Marjuki mengakui banyak petani yang sudah tidak sanggup lagi menanam tembakau, karena faktor kehabisan modal maupun kesulitan mendapatkan benih.
“Benih dari perusahaan, petani yang melakukan penyemaian. Kalau umur benih sudah terlalu tua, nggak bisa ditanam. Dipaksakan ya mati. Saya sendiri mau nanam luas 3 hektar, tapi ini setengah hektar saja, separuhnya mati, “ imbuh Marjuki.
Kepala Dinas Pertanian Dan Pangan Kabupaten Rembang, Agus Iwan Haswanto membenarkan efek cuaca mengganggu tanaman tembakau. Hasil laporan sebagian petani, ada yang sampai 3 hingga 4 kali mengganti tanamam baru, karena tanaman lama yang layu mati diguyur hujan deras.
Apalagi jika tembakau berada di area lahan persawahan dan tidak dilengkapi dengan saluran air.
“Tahun ini memang tahun yang berat bagi petani tembakau, karena biasanya bulan Juli sudah masuk musim kemarau, tapi ini curah hujan relatif tinggi. Untuk antisipasi, petani dari awal harusnya membuat saluran pembuangan air, biar tanaman nggak langsung tergenang air, “ kata Agus.

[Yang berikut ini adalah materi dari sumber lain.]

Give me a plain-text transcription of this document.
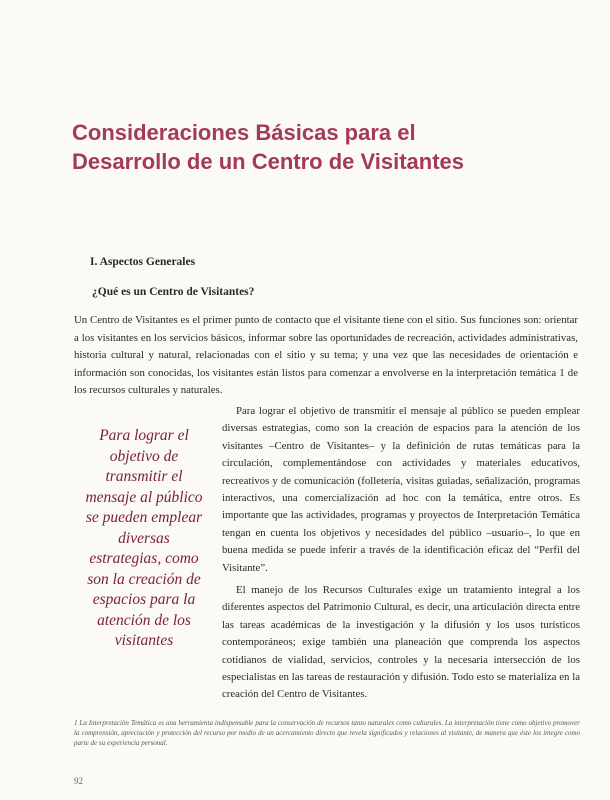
Consideraciones Básicas para el
Desarrollo de un Centro de Visitantes
I. Aspectos Generales
¿Qué es un Centro de Visitantes?

Un Centro de Visitantes es el primer punto de contacto que el visitante tiene con el sitio. Sus funciones son: orientar a los visitantes en los servicios básicos, informar sobre las oportunidades de recreación, actividades administrativas, historia cultural y natural, relacionadas con el sitio y su tema; y una vez que las necesidades de orientación e información son conocidas, los visitantes están listos para comenzar a envolverse en la interpretación temática 1 de los recursos culturales y naturales.

Para lograr el objetivo de transmitir el mensaje al público se pueden emplear diversas estrategias, como son la creación de espacios para la atención de los visitantes

Para lograr el objetivo de transmitir el mensaje al público se pueden emplear diversas estrategias, como son la creación de espacios para la atención de los visitantes –Centro de Visitantes– y la definición de rutas temáticas para la circulación, complementándose con actividades y materiales educativos, recreativos y de comunicación (folletería, visitas guiadas, señalización, programas interactivos, una comercialización ad hoc con la temática, entre otros. Es importante que las actividades, programas y proyectos de Interpretación Temática tengan en cuenta los objetivos y necesidades del público –usuario–, lo que en buena medida se puede inferir a través de la identificación eficaz del “Perfil del Visitante”.

El manejo de los Recursos Culturales exige un tratamiento integral a los diferentes aspectos del Patrimonio Cultural, es decir, una articulación directa entre las tareas académicas de la investigación y la difusión y los usos turísticos contemporáneos; exige también una planeación que comprenda los aspectos cotidianos de vialidad, servicios, controles y la necesaria intersección de los especialistas en las tareas de restauración y difusión. Todo esto se materializa en la creación del Centro de Visitantes.

1 La Interpretación Temática es una herramienta indispensable para la conservación de recursos tanto naturales como culturales. La interpretación tiene como objetivo promover la comprensión, apreciación y protección del recurso por medio de un acercamiento directo que revela significados y relaciones al visitante, de manera que éste los integre como parte de su experiencia personal.

92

Agus Iwan menambahkan semula perusahaan memberikan target luas lahan tembakau mencapai 5 ribu hektar tahun ini. Tapi sampai akhir bulan Mei lalu, baru sekira 10 % yang tertanam.
Karena cuaca hujan berimbas pada masa penanaman molor, ia berharap perusahaan mitra juga melonggarkan waktu pembelian hasil panen.
Jika biasanya berlangsung pada akhir bulan Agustus, nantinya dapat diundur. Termasuk kemungkinan perusahaan mempertimbangkan grade kualitas tembakau, agar tidak terlalu memberatkan para petani.
“Perlu duduk bersama antara APTI dan perusahaan mitra, agar dicari solusinya seperti apa. Selain toleransi perpanjangan waktu, syukur-syukur pertimbangan grade daun, kalau ada petani yang bisa setor hasil panen, “ tandasnya.
Sebenarnya fenomena anomali cuaca, juga pernah terjadi pada musim tanam tembakau tahun 2021 lalu. Namun kondisinya kala itu, tidak separah dengan tahun 2022 ini. (Musyafa Musa).